SaurabhChalke@home:~$

Deterrence in the 21st Century

There’s a poignant section in Feynman’s memoirs, Surely You’re Joking, Mr. Feynman, where he describes sitting at a cafe in Manhattan after helping build the nuclear bomb, watching families enjoy their afternoon, while he lives with the dread of knowing he helped create something capable of turning the whole city into dust in seconds.

I was a committed pacifist in my early 20s. I viewed defense companies as war-profiteering machinery that maximized global conflict.

That changed with Russia’s invasion of Ukraine in 2022. It made me realize diplomacy alone might not be enough for liberal democracies to stand up to authoritarian regimes. Watching Ukraine arm itself and fight back against a giant who expected a quick crushing victory was eye-opening. It was also the first time we saw drone warfare take center stage in a real conflict.

What sealed it for me was the 2025 India-Pakistan conflict, the first time both nations deployed autonomous systems against each other.
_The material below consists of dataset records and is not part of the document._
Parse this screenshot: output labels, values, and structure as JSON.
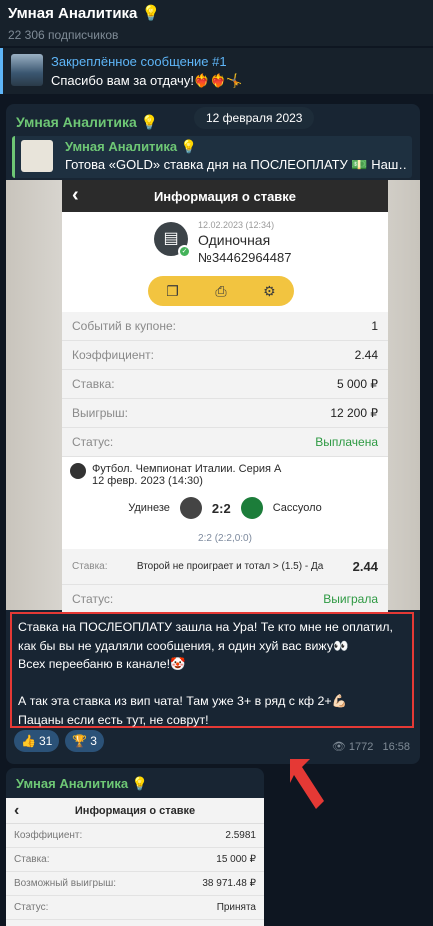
{
  "channel": {
    "name": "Умная Аналитика 💡",
    "subscribers": "22 306 подписчиков"
  },
  "pinned": {
    "title": "Закреплённое сообщение #1",
    "text": "Спасибо вам за отдачу!❤️‍🔥❤️‍🔥🤸"
  },
  "date_pill": "12 февраля 2023",
  "post": {
    "author": "Умная Аналитика 💡",
    "reply": {
      "author": "Умная Аналитика 💡",
      "text": "Готова «GOLD» ставка дня на ПОСЛЕОПЛАТУ 💵 Наш…"
    },
    "screenshot": {
      "title": "Информация о ставке",
      "date": "12.02.2023 (12:34)",
      "type": "Одиночная",
      "number": "№34462964487",
      "rows": [
        {
          "label": "Событий в купоне:",
          "value": "1"
        },
        {
          "label": "Коэффициент:",
          "value": "2.44"
        },
        {
          "label": "Ставка:",
          "value": "5 000 ₽"
        },
        {
          "label": "Выигрыш:",
          "value": "12 200 ₽"
        },
        {
          "label": "Статус:",
          "value": "Выплачена"
        }
      ],
      "match": {
        "league": "Футбол. Чемпионат Италии. Серия А",
        "datetime": "12 февр. 2023 (14:30)",
        "home": "Удинезе",
        "score": "2:2",
        "away": "Сассуоло",
        "halves": "2:2 (2:2,0:0)"
      },
      "bet": {
        "label": "Ставка:",
        "text": "Второй не проиграет и тотал > (1.5) - Да",
        "odds": "2.44"
      },
      "status": {
        "label": "Статус:",
        "value": "Выиграла"
      }
    },
    "text_lines": [
      "Ставка на ПОСЛЕОПЛАТУ зашла на Ура! Те кто мне не оплатил,",
      "как бы вы не удаляли сообщения, я один хуй вас вижу👀",
      "Всех переебаню в канале!🤡",
      "",
      "А так эта ставка из вип чата! Там уже 3+ в ряд с кф 2+💪🏻",
      "Пацаны если есть тут, не соврут!"
    ],
    "reactions": [
      {
        "emoji": "👍",
        "count": "31"
      },
      {
        "emoji": "🏆",
        "count": "3"
      }
    ],
    "views": "1772",
    "time": "16:58"
  },
  "post2": {
    "author": "Умная Аналитика 💡",
    "screenshot": {
      "title": "Информация о ставке",
      "rows": [
        {
          "label": "Коэффициент:",
          "value": "2.5981"
        },
        {
          "label": "Ставка:",
          "value": "15 000 ₽"
        },
        {
          "label": "Возможный выигрыш:",
          "value": "38 971.48 ₽"
        },
        {
          "label": "Статус:",
          "value": "Принята"
        }
      ]
    }
  },
  "colors": {
    "accent_blue": "#5eb5f7",
    "author_green": "#6ec775",
    "highlight_red": "#e53935",
    "won_green": "#2e9a43"
  }
}
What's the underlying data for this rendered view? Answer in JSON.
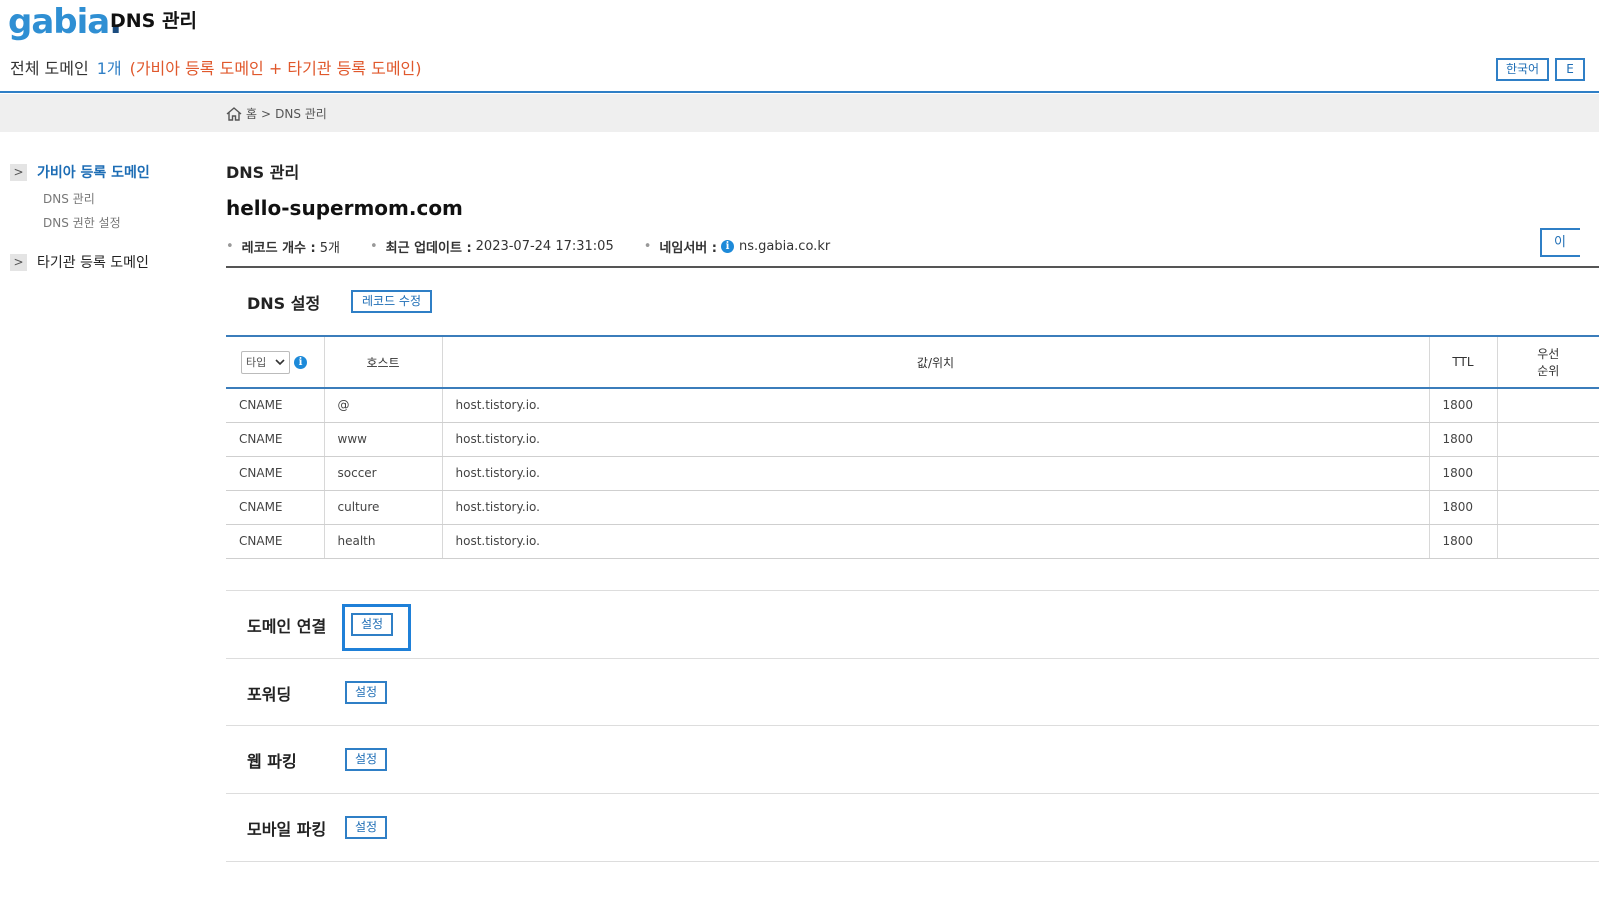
{
  "header": {
    "logo": "gabia",
    "logo_dot": ".",
    "app_title": "DNS 관리",
    "summary_label": "전체 도메인",
    "summary_count": "1개",
    "summary_desc": "(가비아 등록 도메인 + 타기관 등록 도메인)",
    "lang_ko": "한국어",
    "lang_en": "E"
  },
  "breadcrumb": {
    "home": "홈",
    "sep": ">",
    "current": "DNS 관리"
  },
  "sidebar": {
    "groups": [
      {
        "label": "가비아 등록 도메인",
        "expand": ">",
        "subs": [
          "DNS 관리",
          "DNS 권한 설정"
        ]
      },
      {
        "label": "타기관 등록 도메인",
        "expand": ">"
      }
    ]
  },
  "main": {
    "title": "DNS 관리",
    "domain": "hello-supermom.com",
    "meta": {
      "bullet": "•",
      "records_label": "레코드 개수 :",
      "records_value": "5개",
      "updated_label": "최근 업데이트 :",
      "updated_value": "2023-07-24 17:31:05",
      "ns_label": "네임서버 :",
      "ns_value": "ns.gabia.co.kr",
      "info_glyph": "i"
    },
    "right_button": "이",
    "dns_setting_title": "DNS 설정",
    "edit_records_button": "레코드 수정"
  },
  "table": {
    "type_select": "타입",
    "columns": [
      "호스트",
      "값/위치",
      "TTL",
      "우선\n순위"
    ],
    "priority_line1": "우선",
    "priority_line2": "순위",
    "rows": [
      {
        "type": "CNAME",
        "host": "@",
        "value": "host.tistory.io.",
        "ttl": "1800",
        "priority": ""
      },
      {
        "type": "CNAME",
        "host": "www",
        "value": "host.tistory.io.",
        "ttl": "1800",
        "priority": ""
      },
      {
        "type": "CNAME",
        "host": "soccer",
        "value": "host.tistory.io.",
        "ttl": "1800",
        "priority": ""
      },
      {
        "type": "CNAME",
        "host": "culture",
        "value": "host.tistory.io.",
        "ttl": "1800",
        "priority": ""
      },
      {
        "type": "CNAME",
        "host": "health",
        "value": "host.tistory.io.",
        "ttl": "1800",
        "priority": ""
      }
    ]
  },
  "sections": [
    {
      "label": "도메인 연결",
      "button": "설정"
    },
    {
      "label": "포워딩",
      "button": "설정"
    },
    {
      "label": "웹 파킹",
      "button": "설정"
    },
    {
      "label": "모바일 파킹",
      "button": "설정"
    }
  ]
}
The conclusion I landed on: liberal democracies have a legitimate interest in arming their militaries with superior defense technology. Democratic governments offer the best chance to ensure these tools don’t fall into the wrong hands. I don’t think there’s another way.


As we get closer to field trials of our own systems (SIGINT and counter-drones) for military and intelligence customers this year, I want to write down a few broad insights. These are the things I think give democracies the best shot at staying ahead as we enter a world where drones and autonomous systems increasingly run the show.

This isn’t meant to be moralistic. It’s a living document I’ll keep updating as my beliefs sharpen. It also has a few questions I can’t stop asking myself.

Musings on Autonomous Warfare (or how democracies keep the lights on)

  1. Cheap, mass-produced drones and missiles offer asymmetric advantages over traditional aircraft carriers, tanks, and infantry. The cost to produce the former is an order of magnitude lower, while the capability gap keeps shrinking.

  2. Scale becomes a superpower. A large inventory of simple autonomous systems can beat a smaller set of complex, expensive ones. Quantity has a quality all its own.

  3. Reducing system complexity is the key unlock, and it comes from two moves: cut the number of components, and cut the number of exotic components that require specialized factories to make.1

  4. Most of what modern defense systems need already exists in commercial tech. For example: face recognition algorithms in Snapchat, miniaturized electronics, cheap sensors in iPhones. A team of good software engineers can build precise, cheap systems that outperform legacy hardware that cost billions.

  5. We will soon have surveillance at a scale and efficiency never seen before. I’m not sure our existing laws and institutions are ready for the edge cases that come with it. We need to educate lawmakers carefully. I hope we can play a small role in helping legislatures and military institutions navigate this well.

  6. We must protect civil liberties. These systems cannot be turned inward for domestic mass surveillance. I would consider my startup a failure, even a financially successful one, if our systems made democracies more authoritarian. The formulation I keep coming back to: use autonomous systems for national defense in every way except those that make us more like our adversaries.

  7. Wherever possible, pursue open dialogue and traditional diplomacy before offensive action. I’d even advocate for mutual disclosure of advanced systems before any military engagement. Adversaries will assume a system built in secret is a superweapon, which defeats the whole purpose of deterrence.

  8. Privatizing defense tech is broadly good. Market incentives are a major structural advantage liberal democracies hold for three reasons:
    • Legacy defense tech was built by large, bloated organizations with no incentive to move fast or keep costs down. This is largely a product of cost-plus contracting. A startup has a structural edge over prime contractors, if nothing else, by saving taxpayers money.
    • Military tech consistently spills into civilian life. The Internet, GPS, rockets. A lot of what we’re building will find commercial applications within a few years.
    • Liberal democracies have market-oriented economies. Authoritarian regimes favor central planning. That structural difference naturally produces more defense tech startups on our side.
  9. One question I keep returning to: is a private limited company the right structure for a defense tech startup in India? I’m not sure pure profit maximization avoids the negative externalities that come with building defense tech. Something like a Public Benefit Corporation that formally indexes on mission alongside revenue might be a better fit.

  10. The largest question I’ve been sitting with for years: do we live in a world that structurally favors offense over defense? It is easier to build a weapon of mass destruction than to build a defense against one. If that’s permanently true, we’re doomed. But I think we can build systems that maintain the offense-defense balance. It’s worth being delusionally optimistic here.

Footnotes

  1. One underappreciated reason the Allies won World War II: American automaker factories were converted into weapons production lines. The machines building Ford and GM cars started building wartime systems. Industrial scale, already built for commercial use, became a decisive military advantage.